Comme il avait des vivres en suffisante quantité, le docteur résolut d'attendre en cet endroit un vent favorable.
Joe y avait transporté sa cuisine portative, et il se livrait à une foule de combinaisons culinaires, en dépensant l'eau avec une insouciante prodigalité.
« Quelle étrange succession de chagrins et de plaisirs! s'écria Kennedy; cette abondance après cette privation! ce luxe succédant à cette misère! Ah! j'ai été bien près de devenir fou!
--Mon cher Dick, lui dit le docteur, sans Joe, tu ne serais pas là en train de discourir sur l'instabilité des choses humaines.
--Brave ami! fit Dick en tendant la main à Joe.
--Il n'y a pas de quoi, répondit celui-ci. A charge de revanche, Monsieur Dick, en préférant toutefois que l'occasion ne se présente pas de me rendre la pareille!
--C'est une pauvre nature que la notre! reprit Fergusson. Se laisser abattre pour si peu!
--Pour si peu d'eau, voulez-vous dire, mon maître! Il faut que cet élément soit bien nécessaire à la vie!
--Sans doute, Joe, et les gens privés de manger résistent plus longtemps que les gens privés de boire.
--Je le crois; d'ailleurs, au besoin, on mange ce qui se rencontre, même son semblable, quoique cela doive faire un repas à vous rester longtemps sur le cœur!
--Les sauvages ne s'en font pas faute, cependant, dit Kennedy.
--Oui, mais ce sont des sauvages, et qui sont habitués à manger de la viande crue; voilà une coutume qui me répugnerait!
--Cela est assez répugnant, en effet, reprit le docteur, pour que personne n'ait ajouté foi aux récits des premiers voyageurs en Afrique; ceux-ci rapportèrent que plusieurs peuplades se nourrissaient de viande crue, et on refusa généralement d'admettre le fait. Ce fut dans ces circonstances qu'il arriva une singulière aventure à James Bruce.
--Contez-nous cela, Monsieur; nous avons le temps de vous entendre, dit Joe en s'étalant voluptueusement sur l'herbe fraîche.
--Volontiers. James Bruce était un Écossais du comté de Stirling, qui, de 1768 à 1772, parcourut toute l'Abyssinie jusqu'au lac Tyana, à la recherche des sources du Nil; puis, il revint en Angleterre, où il publia ses voyages en 1790 seulement. Ses récits furent accueillis avec une incrédulité extrême, incrédulité qui sans doute est réservée aux nôtres. Les habitudes des Abyssiniens semblaient si différentes des us et coutumes anglais, que personne ne voulait y croire.
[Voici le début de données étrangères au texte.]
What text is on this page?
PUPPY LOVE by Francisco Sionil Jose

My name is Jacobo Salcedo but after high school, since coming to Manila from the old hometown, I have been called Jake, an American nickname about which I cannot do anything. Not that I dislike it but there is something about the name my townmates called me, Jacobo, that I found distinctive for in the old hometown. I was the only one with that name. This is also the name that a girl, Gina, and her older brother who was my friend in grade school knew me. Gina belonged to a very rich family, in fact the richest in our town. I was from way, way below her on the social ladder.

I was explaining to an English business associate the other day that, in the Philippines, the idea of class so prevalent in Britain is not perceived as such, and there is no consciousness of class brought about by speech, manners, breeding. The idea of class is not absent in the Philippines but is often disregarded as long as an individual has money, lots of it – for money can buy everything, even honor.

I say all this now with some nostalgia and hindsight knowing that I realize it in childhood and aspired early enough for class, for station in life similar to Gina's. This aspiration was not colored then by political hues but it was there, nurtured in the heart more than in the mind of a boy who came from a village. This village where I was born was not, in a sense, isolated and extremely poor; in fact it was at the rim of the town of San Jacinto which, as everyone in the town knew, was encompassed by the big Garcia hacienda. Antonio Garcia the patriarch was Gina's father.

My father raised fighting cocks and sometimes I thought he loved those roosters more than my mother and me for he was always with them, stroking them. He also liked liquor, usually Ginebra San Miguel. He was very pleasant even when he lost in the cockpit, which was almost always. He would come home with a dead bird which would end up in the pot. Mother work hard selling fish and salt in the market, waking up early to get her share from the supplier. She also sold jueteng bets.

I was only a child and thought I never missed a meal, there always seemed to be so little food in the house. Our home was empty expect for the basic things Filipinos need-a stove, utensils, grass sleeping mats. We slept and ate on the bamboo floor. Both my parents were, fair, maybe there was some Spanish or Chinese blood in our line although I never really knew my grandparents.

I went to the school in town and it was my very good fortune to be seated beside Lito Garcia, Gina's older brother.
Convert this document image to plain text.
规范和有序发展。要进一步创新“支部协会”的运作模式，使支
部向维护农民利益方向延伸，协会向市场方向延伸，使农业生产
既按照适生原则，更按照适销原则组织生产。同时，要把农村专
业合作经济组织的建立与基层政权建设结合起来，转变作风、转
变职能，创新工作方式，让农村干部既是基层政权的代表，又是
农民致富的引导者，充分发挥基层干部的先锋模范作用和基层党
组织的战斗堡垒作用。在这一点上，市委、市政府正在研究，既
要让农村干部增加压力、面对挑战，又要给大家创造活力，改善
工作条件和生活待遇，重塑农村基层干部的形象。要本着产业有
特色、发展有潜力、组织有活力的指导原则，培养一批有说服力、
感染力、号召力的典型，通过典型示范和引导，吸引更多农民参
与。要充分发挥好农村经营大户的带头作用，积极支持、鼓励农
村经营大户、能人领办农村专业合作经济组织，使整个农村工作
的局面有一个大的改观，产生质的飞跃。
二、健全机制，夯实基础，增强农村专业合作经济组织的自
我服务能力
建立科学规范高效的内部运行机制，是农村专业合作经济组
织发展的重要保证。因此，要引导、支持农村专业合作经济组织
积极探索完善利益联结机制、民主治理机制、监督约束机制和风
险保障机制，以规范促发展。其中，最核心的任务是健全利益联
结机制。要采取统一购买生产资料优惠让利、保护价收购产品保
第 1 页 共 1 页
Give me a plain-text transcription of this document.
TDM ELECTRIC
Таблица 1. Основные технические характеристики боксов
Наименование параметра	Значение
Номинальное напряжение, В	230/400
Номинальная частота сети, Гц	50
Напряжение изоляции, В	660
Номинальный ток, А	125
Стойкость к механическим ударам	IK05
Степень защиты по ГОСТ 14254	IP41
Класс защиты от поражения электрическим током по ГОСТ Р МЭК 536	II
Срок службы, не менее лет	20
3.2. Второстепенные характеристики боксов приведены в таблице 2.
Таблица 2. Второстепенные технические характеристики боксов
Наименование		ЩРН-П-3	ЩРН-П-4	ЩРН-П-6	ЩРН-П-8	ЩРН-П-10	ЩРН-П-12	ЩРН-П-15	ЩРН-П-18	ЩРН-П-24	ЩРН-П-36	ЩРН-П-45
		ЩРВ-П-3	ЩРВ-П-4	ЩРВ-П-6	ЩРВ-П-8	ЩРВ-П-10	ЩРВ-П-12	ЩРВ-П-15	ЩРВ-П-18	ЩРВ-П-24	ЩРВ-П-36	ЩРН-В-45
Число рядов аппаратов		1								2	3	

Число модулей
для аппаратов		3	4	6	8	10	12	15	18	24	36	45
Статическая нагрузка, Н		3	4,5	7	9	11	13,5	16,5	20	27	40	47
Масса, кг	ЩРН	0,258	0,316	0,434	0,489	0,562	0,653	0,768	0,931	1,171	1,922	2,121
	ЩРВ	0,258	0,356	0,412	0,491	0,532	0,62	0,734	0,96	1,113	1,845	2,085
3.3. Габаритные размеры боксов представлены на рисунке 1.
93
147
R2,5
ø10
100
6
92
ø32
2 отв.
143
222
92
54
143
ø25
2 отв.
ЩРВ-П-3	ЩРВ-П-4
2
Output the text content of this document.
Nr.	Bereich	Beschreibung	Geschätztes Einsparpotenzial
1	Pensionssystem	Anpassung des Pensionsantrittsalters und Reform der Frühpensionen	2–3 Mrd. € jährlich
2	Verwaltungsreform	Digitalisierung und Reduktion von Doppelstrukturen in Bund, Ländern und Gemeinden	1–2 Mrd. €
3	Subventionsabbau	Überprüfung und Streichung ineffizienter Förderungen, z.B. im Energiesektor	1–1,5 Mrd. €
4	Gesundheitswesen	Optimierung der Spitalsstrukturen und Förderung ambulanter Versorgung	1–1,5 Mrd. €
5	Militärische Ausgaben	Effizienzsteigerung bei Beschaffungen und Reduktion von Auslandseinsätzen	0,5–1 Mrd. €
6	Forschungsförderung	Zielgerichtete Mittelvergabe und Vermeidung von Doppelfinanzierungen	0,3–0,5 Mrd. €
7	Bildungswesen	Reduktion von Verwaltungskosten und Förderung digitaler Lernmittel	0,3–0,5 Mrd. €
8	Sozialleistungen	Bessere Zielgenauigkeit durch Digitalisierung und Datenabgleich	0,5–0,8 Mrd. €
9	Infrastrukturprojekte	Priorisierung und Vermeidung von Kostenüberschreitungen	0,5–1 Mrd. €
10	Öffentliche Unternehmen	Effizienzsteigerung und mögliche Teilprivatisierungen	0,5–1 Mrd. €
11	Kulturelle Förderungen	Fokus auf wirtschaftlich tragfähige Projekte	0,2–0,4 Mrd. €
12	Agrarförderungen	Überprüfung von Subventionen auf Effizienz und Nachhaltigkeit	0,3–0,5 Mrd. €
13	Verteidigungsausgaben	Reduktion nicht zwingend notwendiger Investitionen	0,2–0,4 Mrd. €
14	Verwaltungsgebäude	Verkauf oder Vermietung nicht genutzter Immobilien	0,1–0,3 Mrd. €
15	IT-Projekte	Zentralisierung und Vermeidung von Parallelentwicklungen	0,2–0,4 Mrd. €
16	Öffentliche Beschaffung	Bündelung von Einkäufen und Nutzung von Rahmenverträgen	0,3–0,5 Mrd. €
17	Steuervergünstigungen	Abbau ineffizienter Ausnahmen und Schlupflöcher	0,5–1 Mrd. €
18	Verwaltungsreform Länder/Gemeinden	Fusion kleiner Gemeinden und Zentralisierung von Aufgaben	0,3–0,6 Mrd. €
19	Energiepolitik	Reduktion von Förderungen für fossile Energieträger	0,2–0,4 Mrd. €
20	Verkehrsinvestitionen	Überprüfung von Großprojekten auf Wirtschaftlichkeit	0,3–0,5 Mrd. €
Entre autres détails, James Bruce avait avancé que les peuples de l'Afrique orientale mangeaient de la viande crue. Ce fait souleva tout le monde contre lui. Il pouvait en parler à son aise! on n'irait point voir! Bruce était un homme très courageux et très rageur. Ces doutes l'irritaient au suprême degré. Un jour, dans un salon d'Édimbourg, un Écossais reprit en sa présence le thème des plaisanteries quotidiennes, et à l'endroit de la viande crue, il déclara nettement que la chose n'était ni possible ni vraie. Bruce ne dit rien; il sortit, et rentra quelques instants après avec un beefsteack cru, saupoudré de sel et de poivre à là mode africaine. « Monsieur, dit-il à l'Écossais, en doutant d'une chose que j'ai avancée, vous m'avez fait une injure grave; en la croyant impraticable, vous vous êtes complètement trompé. Et, pour le prouver à tous, vous allez manger tout de suite ce beefsteack cru, ou vous me rendrez raison de vos paroles. »
L'Écossais eut peur, et il obéit non sans de fortes grimaces. Alors, avec le plus grand sang-froid, James Bruce ajouta: « En admettant même que la chose ne soit pas vraie, Monsieur, vous ne soutiendrez plus, du moins, qu'elle est impossible. »
--Bien riposté, fit Joe Si l'Écossais a pu attraper une indigestion, il n'a eu que ce qu'il méritait. Et si, à notre retour en Angleterre, on met notre voyage en doute...
--Eh bien! que feras-tu? Joe.
--Je ferai manger aux incrédules les morceaux du Victoria, sans sel et sans poivre! »
Et chacun de rire des expédients de Joe. La journée se passa de la sorte, en agréables propos; avec la force revenait l'espoir; avec l'espoir, l'audace.